Buradaki köylüler şanslı bence doğası oldukça sessiz, huzurlu ve sakindi. Belkide İstanbul'un kargaşasından ben sıkıldığım için öyle gözüktü gözüme. Çubuk gölünü meşhur yapan bu köye yapılmış değirmenlerdir.


Bu değirmenler Rüzgarlı Bahçe adındaki dizi için yapılmış. Dizi tutmayınca sadece 5 bölüm çekilip kaderine terk edilmiş.


Yinede bu köye hoş bir görüntü verdiği söylenebilir. Değirmenler bakımsızlıktan kaderine terk edilmiş.

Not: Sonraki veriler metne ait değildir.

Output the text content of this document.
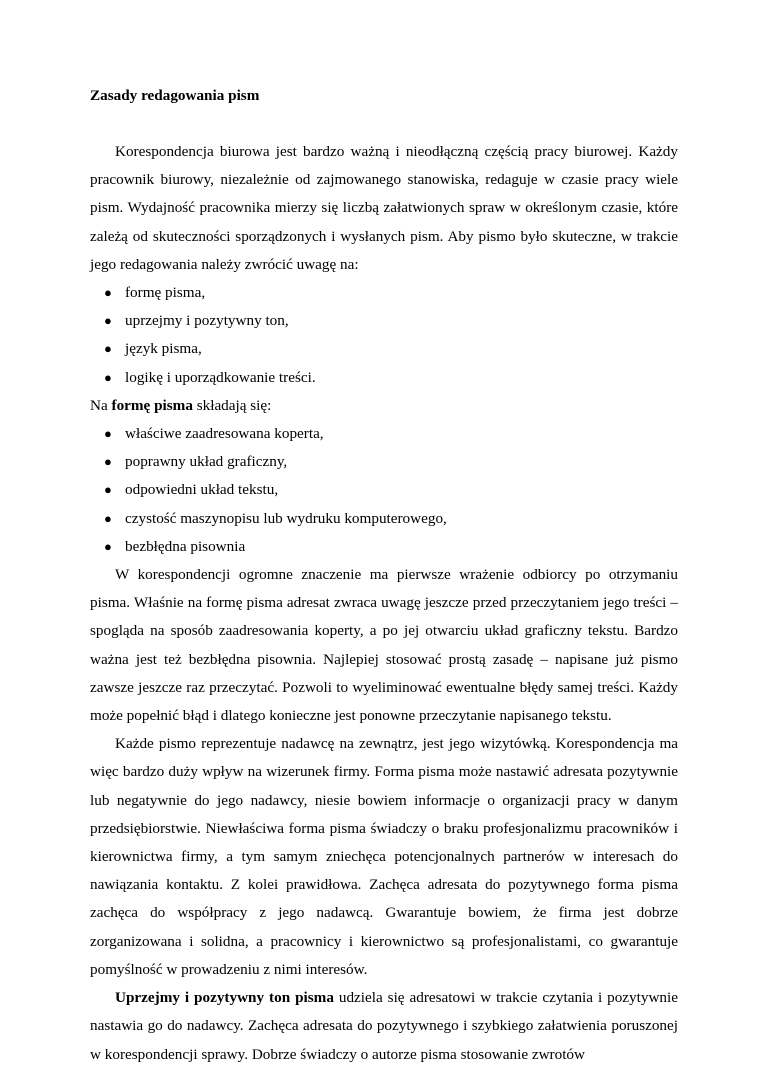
Zasady redagowania pism

Korespondencja biurowa jest bardzo ważną i nieodłączną częścią pracy biurowej. Każdy pracownik biurowy, niezależnie od zajmowanego stanowiska, redaguje w czasie pracy wiele pism. Wydajność pracownika mierzy się liczbą załatwionych spraw w określonym czasie, które zależą od skuteczności sporządzonych i wysłanych pism. Aby pismo było skuteczne, w trakcie jego redagowania należy zwrócić uwagę na:

● formę pisma,
● uprzejmy i pozytywny ton,
● język pisma,
● logikę i uporządkowanie treści.

Na formę pisma składają się:

● właściwe zaadresowana koperta,
● poprawny układ graficzny,
● odpowiedni układ tekstu,
● czystość maszynopisu lub wydruku komputerowego,
● bezbłędna pisownia

W korespondencji ogromne znaczenie ma pierwsze wrażenie odbiorcy po otrzymaniu pisma. Właśnie na formę pisma adresat zwraca uwagę jeszcze przed przeczytaniem jego treści – spogląda na sposób zaadresowania koperty, a po jej otwarciu układ graficzny tekstu. Bardzo ważna jest też bezbłędna pisownia. Najlepiej stosować prostą zasadę – napisane już pismo zawsze jeszcze raz przeczytać. Pozwoli to wyeliminować ewentualne błędy samej treści. Każdy może popełnić błąd i dlatego konieczne jest ponowne przeczytanie napisanego tekstu.

Każde pismo reprezentuje nadawcę na zewnątrz, jest jego wizytówką. Korespondencja ma więc bardzo duży wpływ na wizerunek firmy. Forma pisma może nastawić adresata pozytywnie lub negatywnie do jego nadawcy, niesie bowiem informacje o organizacji pracy w danym przedsiębiorstwie. Niewłaściwa forma pisma świadczy o braku profesjonalizmu pracowników i kierownictwa firmy, a tym samym zniechęca potencjonalnych partnerów w interesach do nawiązania kontaktu. Z kolei prawidłowa. Zachęca adresata do pozytywnego forma pisma zachęca do współpracy z jego nadawcą. Gwarantuje bowiem, że firma jest dobrze zorganizowana i solidna, a pracownicy i kierownictwo są profesjonalistami, co gwarantuje pomyślność w prowadzeniu z nimi interesów.

Uprzejmy i pozytywny ton pisma udziela się adresatowi w trakcie czytania i pozytywnie nastawia go do nadawcy. Zachęca adresata do pozytywnego i szybkiego załatwienia poruszonej w korespondencji sprawy. Dobrze świadczy o autorze pisma stosowanie zwrotów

Sanırım 6 tane değirmen vardı ve bizden başkada kimseler yoktu.


Arabamı park ettiğim değirmenin kapısını iterek açtım. İçeride 4 tane yeni sayılacak koltuk vardı. 3 katlı ahşap merdivenli bir değirmen evdi burası. Bütün katları videoya aldım. Merak edenler buyursun...


Yeterince dolaştıktan sonra tekrar ana yola döndük. Artık iyice karnımız acıkmıştı. Yol güzergahımızda daha önce ziyaret ettiğimiz Taraklı vardı. Hem biraz dinleniriz hemde bir şeyler yeriz diyerek koyulduk yola.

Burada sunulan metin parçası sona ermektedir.